Recognising India's grave water emergency, the Governments' top priority for 2019-24 is ensuring India's water security and providing access to safe and adequate drinking water to all Indians.  Having worked on the issue of water resource management for the past 25 years, ACF is also ramping up its commitment to the issue of water, in alignment with this strategic Government objective.
The formation of a new ministry in May 2019, Ministry of Jal Shakti, was a major step in the right direction, which saw a merging of the Ministry of Water Resources, River Development and Ganga Rejuvenation, and Ministry of Drinking Water and Sanitation, to ensure a much needed, coordinated effort across all government departments to tackle this critical issue.
The Ministry has identified four major thrust areas, which in fact mirror the key programme thrust areas of ACF's water programme and directly look to tackle the key issues that underpin the country's water crisis:  
  1. HarGharJal  ‘हर घर जल’ - Piped water supply to all rural households by 2024
  2. Water use efficiency and its improvement by 20%
  3. Water conservation through integrated demand and supply side management of water at the local level which includes creation of local infrastructure for source sustainability like rainwater harvesting and groundwater recharge
  4. User participation in all water management initiatives through the formation of water user associations.
ACF's vast water work has focussed on similar thrust areas, and for their efforts so far, ACF was recognised and appreciated by the Jal Shakti Ministry for their work in promoting water efficient agriculture. Most recently in 2019, ACF's work in Gujarat was awarded in the First National Water Mission Awards, in the category - 'Focused attention to vulnerable areas including over exploited areas.':
  • Water Harvesting: Across regions ACF has employed a wide variety of water harvesting and storage solutions as appropriate to the local conditions such as - Check dams, Khadins, sub surface dykes and deepening ponds in Rajasthan, reviving and deepening existing ponds and old mining pits and linking them to rivers and canals in Gujarat; water sheds; and Spring Shed revival initiatives in Himachal Pradesh. All of these initiatives have ensured all year round water supply for the communities for domestic, agriculture and animal husbandry.
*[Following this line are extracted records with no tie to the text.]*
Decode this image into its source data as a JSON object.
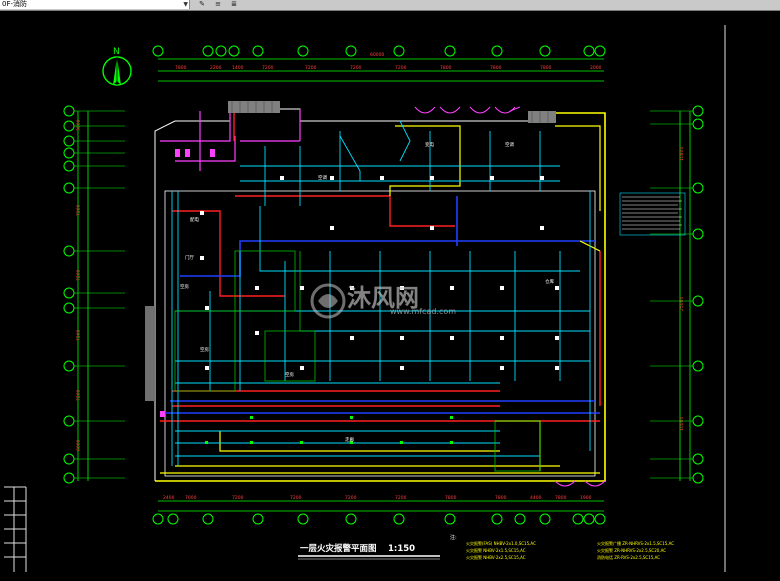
{
  "toolbar": {
    "layer_value": "0F-消防",
    "buttons": [
      "pen",
      "layer-prev",
      "layer-state"
    ]
  },
  "drawing": {
    "title": "一层火灾报警平面图",
    "title_scale": "1:150",
    "north_label": "N",
    "rooms": [
      "配电",
      "空调",
      "变电",
      "走廊",
      "空房",
      "门厅",
      "仓库"
    ],
    "col_labels_top": [
      "1",
      "2",
      "3",
      "4",
      "5",
      "6",
      "7",
      "8",
      "9",
      "10",
      "11",
      "12"
    ],
    "row_labels_left": [
      "M",
      "L",
      "K",
      "J",
      "H",
      "G",
      "F",
      "E",
      "D",
      "C",
      "B",
      "A"
    ],
    "notes_label": "注:",
    "notes_left": [
      "火灾报警(FAS) NHBV-2x1.0,SC15,AC",
      "火灾报警 NHBV-2x1.5,SC15,AC",
      "火灾报警 NHBV-2x2.5,SC15,AC"
    ],
    "notes_right": [
      "火灾报警广播 ZR-NHRVS-2x1.5,SC15,AC",
      "火灾报警 ZR-NHRVS-2x2.5,SC20,AC",
      "消防电话 ZR-RVS-2x2.5,SC15,AC"
    ],
    "watermark_main": "沐风网",
    "watermark_url": "www.mfcad.com"
  }
}
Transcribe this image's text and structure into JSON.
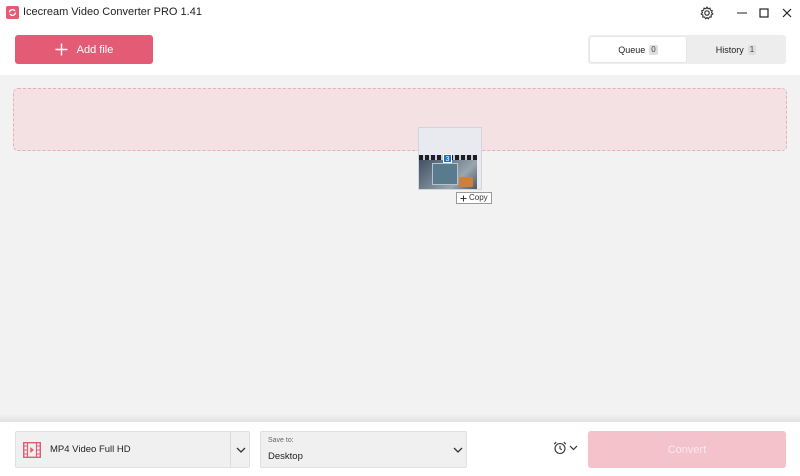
{
  "window": {
    "title": "Icecream Video Converter PRO 1.41",
    "icons": {
      "app": "app-logo-icon",
      "settings": "gear-icon",
      "minimize": "minimize-icon",
      "maximize": "maximize-icon",
      "close": "close-icon"
    }
  },
  "toolbar": {
    "add_file_label": "Add file",
    "add_icon": "plus-icon",
    "tabs": [
      {
        "label": "Queue",
        "count": "0",
        "active": true
      },
      {
        "label": "History",
        "count": "1",
        "active": false
      }
    ]
  },
  "drag": {
    "badge": "3",
    "copy_label": "Copy",
    "copy_icon": "plus-icon"
  },
  "bottom": {
    "format_label": "MP4 Video Full HD",
    "format_icon": "film-icon",
    "save_caption": "Save to:",
    "save_value": "Desktop",
    "schedule_icon": "alarm-clock-icon",
    "convert_label": "Convert"
  },
  "colors": {
    "accent": "#e35b74",
    "accent_disabled": "#f3c2cb",
    "dropzone_bg": "#f3e1e4",
    "dropzone_border": "#e4b1ba",
    "background": "#f2f2f2"
  }
}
In partnership with NABARD, ACF has implemented watershed management programs across Himachal Pradesh marrying traditional practices with the latest technology to enhance the effectiveness of localised water harvesting and storage solutions. 
  • Drinking Water: Just like water storage solutions, drinking water solutions too need to be adapted to local conditions. For instance in parts of Rajasthan and Gujarat, where rainfall is adequate, we have promoted Rooftop Rainwater Harvesting structures with the twin aims of ensuring water security at household level as well as  addressing drinking water quality issues (salinity and fluoride) engendered by groundwater contamination. In Himachal Pradesh where  natural springs are found, we've promoted the installation of hand-pumps at the household level, and in several other parts where groundwater is unsuitable for drinking, we have installed water ATM's.
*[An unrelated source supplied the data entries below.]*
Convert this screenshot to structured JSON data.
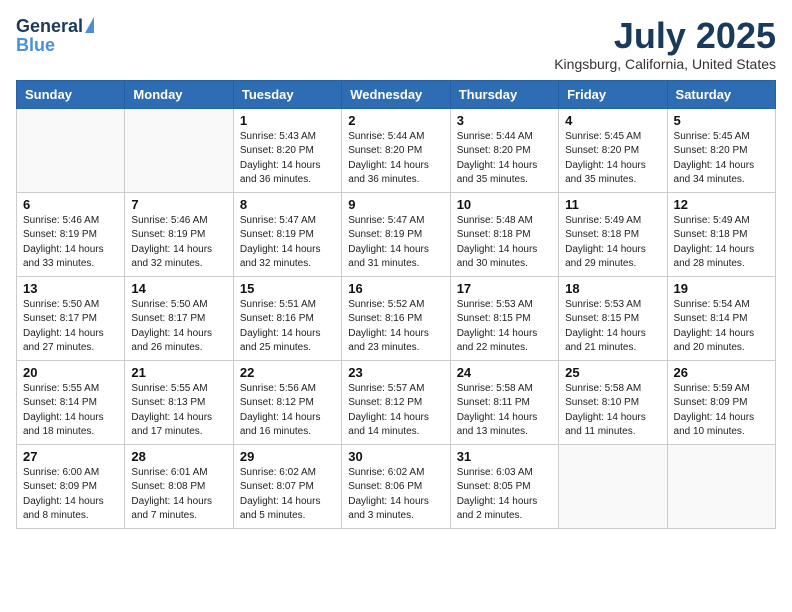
{
  "header": {
    "logo_general": "General",
    "logo_blue": "Blue",
    "month_year": "July 2025",
    "location": "Kingsburg, California, United States"
  },
  "weekdays": [
    "Sunday",
    "Monday",
    "Tuesday",
    "Wednesday",
    "Thursday",
    "Friday",
    "Saturday"
  ],
  "weeks": [
    [
      {
        "day": "",
        "empty": true
      },
      {
        "day": "",
        "empty": true
      },
      {
        "day": "1",
        "sunrise": "Sunrise: 5:43 AM",
        "sunset": "Sunset: 8:20 PM",
        "daylight": "Daylight: 14 hours and 36 minutes."
      },
      {
        "day": "2",
        "sunrise": "Sunrise: 5:44 AM",
        "sunset": "Sunset: 8:20 PM",
        "daylight": "Daylight: 14 hours and 36 minutes."
      },
      {
        "day": "3",
        "sunrise": "Sunrise: 5:44 AM",
        "sunset": "Sunset: 8:20 PM",
        "daylight": "Daylight: 14 hours and 35 minutes."
      },
      {
        "day": "4",
        "sunrise": "Sunrise: 5:45 AM",
        "sunset": "Sunset: 8:20 PM",
        "daylight": "Daylight: 14 hours and 35 minutes."
      },
      {
        "day": "5",
        "sunrise": "Sunrise: 5:45 AM",
        "sunset": "Sunset: 8:20 PM",
        "daylight": "Daylight: 14 hours and 34 minutes."
      }
    ],
    [
      {
        "day": "6",
        "sunrise": "Sunrise: 5:46 AM",
        "sunset": "Sunset: 8:19 PM",
        "daylight": "Daylight: 14 hours and 33 minutes."
      },
      {
        "day": "7",
        "sunrise": "Sunrise: 5:46 AM",
        "sunset": "Sunset: 8:19 PM",
        "daylight": "Daylight: 14 hours and 32 minutes."
      },
      {
        "day": "8",
        "sunrise": "Sunrise: 5:47 AM",
        "sunset": "Sunset: 8:19 PM",
        "daylight": "Daylight: 14 hours and 32 minutes."
      },
      {
        "day": "9",
        "sunrise": "Sunrise: 5:47 AM",
        "sunset": "Sunset: 8:19 PM",
        "daylight": "Daylight: 14 hours and 31 minutes."
      },
      {
        "day": "10",
        "sunrise": "Sunrise: 5:48 AM",
        "sunset": "Sunset: 8:18 PM",
        "daylight": "Daylight: 14 hours and 30 minutes."
      },
      {
        "day": "11",
        "sunrise": "Sunrise: 5:49 AM",
        "sunset": "Sunset: 8:18 PM",
        "daylight": "Daylight: 14 hours and 29 minutes."
      },
      {
        "day": "12",
        "sunrise": "Sunrise: 5:49 AM",
        "sunset": "Sunset: 8:18 PM",
        "daylight": "Daylight: 14 hours and 28 minutes."
      }
    ],
    [
      {
        "day": "13",
        "sunrise": "Sunrise: 5:50 AM",
        "sunset": "Sunset: 8:17 PM",
        "daylight": "Daylight: 14 hours and 27 minutes."
      },
      {
        "day": "14",
        "sunrise": "Sunrise: 5:50 AM",
        "sunset": "Sunset: 8:17 PM",
        "daylight": "Daylight: 14 hours and 26 minutes."
      },
      {
        "day": "15",
        "sunrise": "Sunrise: 5:51 AM",
        "sunset": "Sunset: 8:16 PM",
        "daylight": "Daylight: 14 hours and 25 minutes."
      },
      {
        "day": "16",
        "sunrise": "Sunrise: 5:52 AM",
        "sunset": "Sunset: 8:16 PM",
        "daylight": "Daylight: 14 hours and 23 minutes."
      },
      {
        "day": "17",
        "sunrise": "Sunrise: 5:53 AM",
        "sunset": "Sunset: 8:15 PM",
        "daylight": "Daylight: 14 hours and 22 minutes."
      },
      {
        "day": "18",
        "sunrise": "Sunrise: 5:53 AM",
        "sunset": "Sunset: 8:15 PM",
        "daylight": "Daylight: 14 hours and 21 minutes."
      },
      {
        "day": "19",
        "sunrise": "Sunrise: 5:54 AM",
        "sunset": "Sunset: 8:14 PM",
        "daylight": "Daylight: 14 hours and 20 minutes."
      }
    ],
    [
      {
        "day": "20",
        "sunrise": "Sunrise: 5:55 AM",
        "sunset": "Sunset: 8:14 PM",
        "daylight": "Daylight: 14 hours and 18 minutes."
      },
      {
        "day": "21",
        "sunrise": "Sunrise: 5:55 AM",
        "sunset": "Sunset: 8:13 PM",
        "daylight": "Daylight: 14 hours and 17 minutes."
      },
      {
        "day": "22",
        "sunrise": "Sunrise: 5:56 AM",
        "sunset": "Sunset: 8:12 PM",
        "daylight": "Daylight: 14 hours and 16 minutes."
      },
      {
        "day": "23",
        "sunrise": "Sunrise: 5:57 AM",
        "sunset": "Sunset: 8:12 PM",
        "daylight": "Daylight: 14 hours and 14 minutes."
      },
      {
        "day": "24",
        "sunrise": "Sunrise: 5:58 AM",
        "sunset": "Sunset: 8:11 PM",
        "daylight": "Daylight: 14 hours and 13 minutes."
      },
      {
        "day": "25",
        "sunrise": "Sunrise: 5:58 AM",
        "sunset": "Sunset: 8:10 PM",
        "daylight": "Daylight: 14 hours and 11 minutes."
      },
      {
        "day": "26",
        "sunrise": "Sunrise: 5:59 AM",
        "sunset": "Sunset: 8:09 PM",
        "daylight": "Daylight: 14 hours and 10 minutes."
      }
    ],
    [
      {
        "day": "27",
        "sunrise": "Sunrise: 6:00 AM",
        "sunset": "Sunset: 8:09 PM",
        "daylight": "Daylight: 14 hours and 8 minutes."
      },
      {
        "day": "28",
        "sunrise": "Sunrise: 6:01 AM",
        "sunset": "Sunset: 8:08 PM",
        "daylight": "Daylight: 14 hours and 7 minutes."
      },
      {
        "day": "29",
        "sunrise": "Sunrise: 6:02 AM",
        "sunset": "Sunset: 8:07 PM",
        "daylight": "Daylight: 14 hours and 5 minutes."
      },
      {
        "day": "30",
        "sunrise": "Sunrise: 6:02 AM",
        "sunset": "Sunset: 8:06 PM",
        "daylight": "Daylight: 14 hours and 3 minutes."
      },
      {
        "day": "31",
        "sunrise": "Sunrise: 6:03 AM",
        "sunset": "Sunset: 8:05 PM",
        "daylight": "Daylight: 14 hours and 2 minutes."
      },
      {
        "day": "",
        "empty": true
      },
      {
        "day": "",
        "empty": true
      }
    ]
  ]
}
  • Water Conservation: In India, agriculture has been both the primary contributor to the water crisis (through rampant extraction of groundwater and inefficient farming techniques), as well as the main fatality of the crisis. ACF works extensively with farmers to promote water use efficiency by training farmers to adopt Drip irrigation and System of Rice Intensification techniques. The government has launched several financial schemes for   micro irrigation, and we facilitate t linkages with these schemes, assisting farmers in availing earmarked subsidies.

ACF programs are guided by the philosophy that the community must play a key role in tackling the water problems they face and work together to address water issues. Much of our work hence focuses on educating communities on the benefits of investing in solutions, providing technical support for the installation and providing linkages with government schemes and financial subsidies, wherever applicable.  Building People's Institutions is a key facet of our work where we 'Energise, Involve & Enable' people as part of a process.

A key example of this is being seen in ACF's role as an Implementation Support Agency to the Government in implementing  the Har Ghar Jal - village water distribution scheme. ACF's  role has focused on building strong village level community led institutions (Pani Samitis and water user associations) that can manage these schemes and facilitating and ensuring the smooth functioning of the partnerships between  the government departments and the village level community led institutions.

The government has identified 256 districts as 'water critical' and over exploited, for focused investments. Much of ACF's water work is concentrated in the water-stressed districts of the 11 states ACF currently works in.  However, there is much more work to be done, and ACF seeks like-minded partners to invest in water projects to help address these pressing national issues.